Un soir, je travaille avec des stagiaires (Sylvain et Florian) sur ce qui donnera l’installation nymphéa : un grand cocon en papier de soie pour le festival DN[A], à Grenoble.
Depuis quelque temps, je cherche à réduire mon empreinte carbone. Pour cette grande Nymphe, j’utilise des joncs de tente récupérés et du papier de soie. À travers ce recyclage je me questionne sur la manière dont le design des objets de l’industrie sportive conditionne nos imaginaires notamment dans le milieu naturel.
À partir de quel degré de détournement des joncs de tente Quechua mes objets- dispositifs opèreront comme une référence à la marque, à l’usage, à la fonction ? En quoi cela nous empêche-t-il d’accéder à une poésie de l’imaginaire ?
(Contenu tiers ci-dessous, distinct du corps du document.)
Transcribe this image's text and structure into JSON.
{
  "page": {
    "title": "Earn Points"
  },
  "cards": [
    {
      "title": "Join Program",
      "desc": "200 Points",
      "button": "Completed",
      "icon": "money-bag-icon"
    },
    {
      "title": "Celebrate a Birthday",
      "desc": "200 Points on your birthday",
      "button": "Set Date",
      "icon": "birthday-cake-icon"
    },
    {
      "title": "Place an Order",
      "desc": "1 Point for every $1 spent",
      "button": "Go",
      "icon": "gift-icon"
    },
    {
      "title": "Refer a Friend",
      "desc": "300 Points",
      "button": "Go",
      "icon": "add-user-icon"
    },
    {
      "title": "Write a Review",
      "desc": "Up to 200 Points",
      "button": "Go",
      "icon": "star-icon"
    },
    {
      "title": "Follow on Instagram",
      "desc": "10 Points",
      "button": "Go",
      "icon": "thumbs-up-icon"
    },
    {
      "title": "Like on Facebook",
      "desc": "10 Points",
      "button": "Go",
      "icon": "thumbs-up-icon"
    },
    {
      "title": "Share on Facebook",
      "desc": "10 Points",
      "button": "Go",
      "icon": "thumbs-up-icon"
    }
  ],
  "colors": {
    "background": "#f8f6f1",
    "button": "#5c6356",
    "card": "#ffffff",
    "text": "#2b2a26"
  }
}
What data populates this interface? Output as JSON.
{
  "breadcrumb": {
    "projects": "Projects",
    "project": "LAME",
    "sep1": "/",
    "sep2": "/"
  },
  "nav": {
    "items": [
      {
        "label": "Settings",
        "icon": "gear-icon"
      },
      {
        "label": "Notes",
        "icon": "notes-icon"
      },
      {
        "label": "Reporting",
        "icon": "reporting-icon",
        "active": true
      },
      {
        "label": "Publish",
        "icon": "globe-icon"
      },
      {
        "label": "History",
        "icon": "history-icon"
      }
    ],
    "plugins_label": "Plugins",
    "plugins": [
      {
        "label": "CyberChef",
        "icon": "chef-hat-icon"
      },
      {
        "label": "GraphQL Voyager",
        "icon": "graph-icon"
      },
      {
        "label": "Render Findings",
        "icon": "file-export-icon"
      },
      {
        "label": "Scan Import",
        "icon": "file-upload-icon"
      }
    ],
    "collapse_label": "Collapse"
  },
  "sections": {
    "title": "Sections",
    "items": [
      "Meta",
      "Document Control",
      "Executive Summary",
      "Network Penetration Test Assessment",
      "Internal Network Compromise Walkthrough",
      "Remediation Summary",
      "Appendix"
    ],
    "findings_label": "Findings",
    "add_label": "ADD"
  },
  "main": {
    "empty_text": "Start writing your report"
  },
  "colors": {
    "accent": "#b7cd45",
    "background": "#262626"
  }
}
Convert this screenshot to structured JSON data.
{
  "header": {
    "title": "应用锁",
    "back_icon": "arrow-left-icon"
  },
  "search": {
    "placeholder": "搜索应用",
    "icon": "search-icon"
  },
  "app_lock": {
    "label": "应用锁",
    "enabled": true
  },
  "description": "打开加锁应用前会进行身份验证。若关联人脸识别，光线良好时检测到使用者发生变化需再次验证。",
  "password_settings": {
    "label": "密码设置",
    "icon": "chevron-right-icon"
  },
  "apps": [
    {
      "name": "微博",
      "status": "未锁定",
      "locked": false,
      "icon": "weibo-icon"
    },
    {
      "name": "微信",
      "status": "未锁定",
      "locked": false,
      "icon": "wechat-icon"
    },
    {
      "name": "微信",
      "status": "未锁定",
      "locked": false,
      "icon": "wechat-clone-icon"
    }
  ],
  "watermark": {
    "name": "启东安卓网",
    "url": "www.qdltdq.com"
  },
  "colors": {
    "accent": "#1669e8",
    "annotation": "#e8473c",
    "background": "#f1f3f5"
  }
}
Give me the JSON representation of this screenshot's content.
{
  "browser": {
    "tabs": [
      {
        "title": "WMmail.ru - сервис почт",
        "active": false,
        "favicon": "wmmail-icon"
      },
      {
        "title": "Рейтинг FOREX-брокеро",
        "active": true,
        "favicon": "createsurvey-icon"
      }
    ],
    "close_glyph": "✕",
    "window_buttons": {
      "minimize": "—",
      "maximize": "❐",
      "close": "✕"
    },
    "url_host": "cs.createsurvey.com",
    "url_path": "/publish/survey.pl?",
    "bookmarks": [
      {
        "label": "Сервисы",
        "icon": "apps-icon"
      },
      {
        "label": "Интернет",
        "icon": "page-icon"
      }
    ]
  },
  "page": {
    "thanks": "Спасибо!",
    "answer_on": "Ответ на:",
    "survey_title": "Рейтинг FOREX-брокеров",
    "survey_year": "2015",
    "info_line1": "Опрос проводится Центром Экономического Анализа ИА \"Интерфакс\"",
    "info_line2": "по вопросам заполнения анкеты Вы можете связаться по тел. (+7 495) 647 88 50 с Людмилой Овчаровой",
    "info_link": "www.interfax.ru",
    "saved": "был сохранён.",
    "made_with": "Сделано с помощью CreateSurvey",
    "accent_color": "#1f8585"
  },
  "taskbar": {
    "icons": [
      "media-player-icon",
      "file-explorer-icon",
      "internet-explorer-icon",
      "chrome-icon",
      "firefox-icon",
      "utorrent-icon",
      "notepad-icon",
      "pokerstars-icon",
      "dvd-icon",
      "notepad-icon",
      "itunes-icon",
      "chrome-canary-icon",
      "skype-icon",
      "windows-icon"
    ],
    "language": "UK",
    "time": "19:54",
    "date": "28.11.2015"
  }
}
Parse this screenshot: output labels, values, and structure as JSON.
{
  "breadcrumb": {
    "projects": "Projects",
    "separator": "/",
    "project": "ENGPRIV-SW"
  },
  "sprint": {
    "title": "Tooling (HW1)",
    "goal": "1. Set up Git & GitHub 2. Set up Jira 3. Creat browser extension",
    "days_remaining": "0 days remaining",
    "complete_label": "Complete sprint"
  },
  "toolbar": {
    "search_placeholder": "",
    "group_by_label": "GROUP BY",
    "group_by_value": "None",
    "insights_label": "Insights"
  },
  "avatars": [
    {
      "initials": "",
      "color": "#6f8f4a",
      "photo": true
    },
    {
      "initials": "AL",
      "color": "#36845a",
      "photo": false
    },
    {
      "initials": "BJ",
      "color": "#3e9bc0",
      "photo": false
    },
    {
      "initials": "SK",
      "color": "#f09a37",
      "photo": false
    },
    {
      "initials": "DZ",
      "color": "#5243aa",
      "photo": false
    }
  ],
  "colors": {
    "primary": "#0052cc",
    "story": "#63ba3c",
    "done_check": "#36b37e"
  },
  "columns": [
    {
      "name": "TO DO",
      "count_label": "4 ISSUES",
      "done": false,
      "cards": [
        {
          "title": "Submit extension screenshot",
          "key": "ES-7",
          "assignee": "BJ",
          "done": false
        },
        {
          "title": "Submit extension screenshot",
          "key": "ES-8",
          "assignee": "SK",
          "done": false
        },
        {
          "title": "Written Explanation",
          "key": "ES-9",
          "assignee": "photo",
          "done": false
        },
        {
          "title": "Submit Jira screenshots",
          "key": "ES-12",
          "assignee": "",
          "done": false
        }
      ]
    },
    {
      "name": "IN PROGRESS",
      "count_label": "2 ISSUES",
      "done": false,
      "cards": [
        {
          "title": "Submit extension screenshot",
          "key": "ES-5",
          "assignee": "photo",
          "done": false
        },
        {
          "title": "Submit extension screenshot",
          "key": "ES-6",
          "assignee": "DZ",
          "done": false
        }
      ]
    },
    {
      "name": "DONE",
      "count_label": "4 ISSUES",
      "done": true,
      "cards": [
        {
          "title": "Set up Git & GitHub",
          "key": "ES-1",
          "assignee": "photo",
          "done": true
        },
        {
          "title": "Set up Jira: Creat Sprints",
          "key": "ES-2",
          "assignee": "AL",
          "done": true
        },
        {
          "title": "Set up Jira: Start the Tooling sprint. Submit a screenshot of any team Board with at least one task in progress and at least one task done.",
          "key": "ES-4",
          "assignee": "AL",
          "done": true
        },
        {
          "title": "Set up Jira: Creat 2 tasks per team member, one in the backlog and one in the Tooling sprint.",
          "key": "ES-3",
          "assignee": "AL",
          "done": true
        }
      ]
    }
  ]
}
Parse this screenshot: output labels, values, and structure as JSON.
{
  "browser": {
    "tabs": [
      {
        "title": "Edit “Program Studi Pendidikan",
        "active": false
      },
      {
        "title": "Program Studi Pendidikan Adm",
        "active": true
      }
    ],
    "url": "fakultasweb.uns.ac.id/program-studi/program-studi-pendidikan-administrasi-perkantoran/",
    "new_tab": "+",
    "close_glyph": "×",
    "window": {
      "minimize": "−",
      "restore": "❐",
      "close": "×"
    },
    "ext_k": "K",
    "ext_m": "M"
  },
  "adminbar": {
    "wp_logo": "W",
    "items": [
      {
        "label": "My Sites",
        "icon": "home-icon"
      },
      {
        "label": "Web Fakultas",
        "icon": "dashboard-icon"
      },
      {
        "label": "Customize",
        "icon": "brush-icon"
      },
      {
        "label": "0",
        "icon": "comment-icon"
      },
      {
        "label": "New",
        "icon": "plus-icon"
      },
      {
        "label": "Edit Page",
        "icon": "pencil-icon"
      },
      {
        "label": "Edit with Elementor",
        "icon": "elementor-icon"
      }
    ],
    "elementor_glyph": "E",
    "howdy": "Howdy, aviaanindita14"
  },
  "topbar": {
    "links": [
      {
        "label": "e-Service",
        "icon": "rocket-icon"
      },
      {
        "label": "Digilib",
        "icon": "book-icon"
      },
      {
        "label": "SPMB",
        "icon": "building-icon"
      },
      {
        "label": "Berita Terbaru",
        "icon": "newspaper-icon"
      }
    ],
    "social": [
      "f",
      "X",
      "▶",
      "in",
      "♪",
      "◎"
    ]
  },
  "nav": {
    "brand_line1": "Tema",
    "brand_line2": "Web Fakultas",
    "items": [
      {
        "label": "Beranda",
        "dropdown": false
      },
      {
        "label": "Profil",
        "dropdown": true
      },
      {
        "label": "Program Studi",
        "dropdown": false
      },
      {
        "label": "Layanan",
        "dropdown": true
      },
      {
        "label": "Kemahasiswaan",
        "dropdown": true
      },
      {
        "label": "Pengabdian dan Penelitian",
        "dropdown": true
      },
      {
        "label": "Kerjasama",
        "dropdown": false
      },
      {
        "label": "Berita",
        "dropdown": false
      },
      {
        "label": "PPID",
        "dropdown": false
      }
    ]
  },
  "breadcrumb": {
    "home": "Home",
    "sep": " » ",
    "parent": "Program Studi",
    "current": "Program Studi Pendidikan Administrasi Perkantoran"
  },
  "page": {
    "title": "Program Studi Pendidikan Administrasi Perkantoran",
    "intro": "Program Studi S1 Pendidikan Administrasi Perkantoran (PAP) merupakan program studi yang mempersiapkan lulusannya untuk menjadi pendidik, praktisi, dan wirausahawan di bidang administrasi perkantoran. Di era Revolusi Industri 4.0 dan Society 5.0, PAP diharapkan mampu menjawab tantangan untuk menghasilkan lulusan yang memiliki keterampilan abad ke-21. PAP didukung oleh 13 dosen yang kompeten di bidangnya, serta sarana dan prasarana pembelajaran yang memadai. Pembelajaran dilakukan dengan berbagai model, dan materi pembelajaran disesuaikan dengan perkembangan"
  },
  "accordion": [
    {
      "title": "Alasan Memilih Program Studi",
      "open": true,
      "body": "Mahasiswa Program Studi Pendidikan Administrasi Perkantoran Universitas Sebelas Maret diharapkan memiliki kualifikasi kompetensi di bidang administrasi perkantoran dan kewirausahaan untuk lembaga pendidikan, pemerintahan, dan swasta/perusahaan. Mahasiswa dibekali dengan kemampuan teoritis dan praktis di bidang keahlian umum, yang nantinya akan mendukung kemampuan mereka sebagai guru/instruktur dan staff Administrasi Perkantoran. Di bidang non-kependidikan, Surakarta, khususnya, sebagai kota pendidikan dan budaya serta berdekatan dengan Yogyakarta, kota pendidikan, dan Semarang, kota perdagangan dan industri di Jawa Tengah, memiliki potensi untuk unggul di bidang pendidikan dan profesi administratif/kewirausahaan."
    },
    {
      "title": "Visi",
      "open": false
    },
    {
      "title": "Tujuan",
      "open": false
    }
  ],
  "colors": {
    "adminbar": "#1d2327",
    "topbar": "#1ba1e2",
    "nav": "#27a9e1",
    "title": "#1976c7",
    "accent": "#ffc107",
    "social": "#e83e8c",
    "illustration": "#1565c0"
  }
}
Depuis mon enfance, collé aux tableaux de mon arrière-grand-père, je développe un regard concret, sur la peinture, les formes, les matières, ce regard fut renforcé avec la découverte de l’électroacoustique.
J’élabore des éléments à partir de formes qui sont saillantes (persistantes) dans nos usages, en effectuant un pas de côté pour proposer de l’ailleurs.
Ce n’est pas une volonté, c’est un fait non fait, j’ai dû naitre dans l’ailleurs.
François Jullien m’a apaisé par sa pensée de l’écart et par cette invitation simple à « mettre de l’ailleurs dans l’ici ».
Revenons à l’atelier, nous collons des panneaux de papier de soie cousue sur ces joncs cerclés.
En séchant mes grandes formes ovales vrillent, se torsadent et les courants d’air la font légèrement vibrer…
Une année passe, je rends enfin un hommage à mon arrière-grand-père et prépare une grande installation où seront exposées ses œuvres, à Sallanches. Je découvre des tableaux avec des taches jaunes caractéristiques de sa fin de vie lorsque, atteint de cataracte, il venait apposer du jaune ici et là…
Petit on me disait toujours qu’il ne fallait jamais mettre de jaune dans le ciel.
Le jaune c’est l’avertissement avant l’interdiction.
Seuls 5% d’homme aime le jaune.
Je trouve cela curieux.
Je couvre d’un jaune impérial ces joncs de tente qui deviennent ainsi des surfaces ovales. Je les vrille volontairement et les marque d’une plissure au cœur qui forme des lèvres. Ces « choses » non identifiées seront mes nénuphars : des Objets d’Imaginaires Déployés.
À la recherche des points de vue du peintre, et puis dans toutes sortes de paysage, je voyage avec mes nénuphars. Très vite des enfants, des passants nomment ce dispositif « chips ». Cela m’amuse, j’ai des premiers retours sur le poids sémiotique de ces éléments. Ils évoquent beaucoup de choses, mais ne représentent rien, ne servent à priori à rien. Ce travail est donc essentiel, sous des aspects fonctionnels, ces dispositifs intriguent et entrainent la rencontre voire l’expérimentation sous forme de jeu, de mouvements.
Lors de la première installation dans le cadre d’une exposition à la Balinière à Rezé, les jeunes s’en emparent courent après les éléments qui s’envolent. Des danseuses et danseurs confrontent leurs masses aux nénuphars dont l’échelle varie à peine plus que l’échelle humaine, dans sa diversité.
Les torsions, les attractions-répulsions, les superpositions des éléments et leurs manières de contraindre le corps offrent des potentiels de performance proches du travail de Rebecca Horn avec ses extensions. Ces expérimentations s’inscrivent dans une conscience des contraintes que rencontrent les corps de notre siècle, entre projections futuristes et réalités culturelles.
Certains y verront des références aux performances de Robert Morris, aux voiles de Loïe Fuller, aux extensions de Rebecca Horn, au land art, à Christo et Jeanne Claude quand d’autres verront une référence aux chips, aux tentes Décathlon.
La réalisation de l’œuvre tient dans sa capacité à déployer-écarter les imaginaires.
Je crois qu’elle opère un changement de paradigme (pour être tendance, on pourrait dire qu’il s’agit autant de design thinking que de Ux Design) pour décaler légèrement nos perceptions et nos représentations des espaces physiques et conceptuels.
Pour éprouver la capacité de ces « Nénuphars » à engendrer de nouvelles situations plastiques, relationnelles, et donc conceptuelles, je déplace et rejoue régulièrement le déploiement du dispositif.
Toutefois, ce déploiement n’est pas un évènement, c’est une rencontre, elle nait de l’absence de rendez-vous de la spontanéité.
Dans l’espace public, en pleine nature, sans êtres humains ou au contraire au milieu d’une foule, dansées, soufflées malmenées, caressées, Nénuphars est une œuvre qui questionne à chaque itération les conditions de son existence et de son avènement.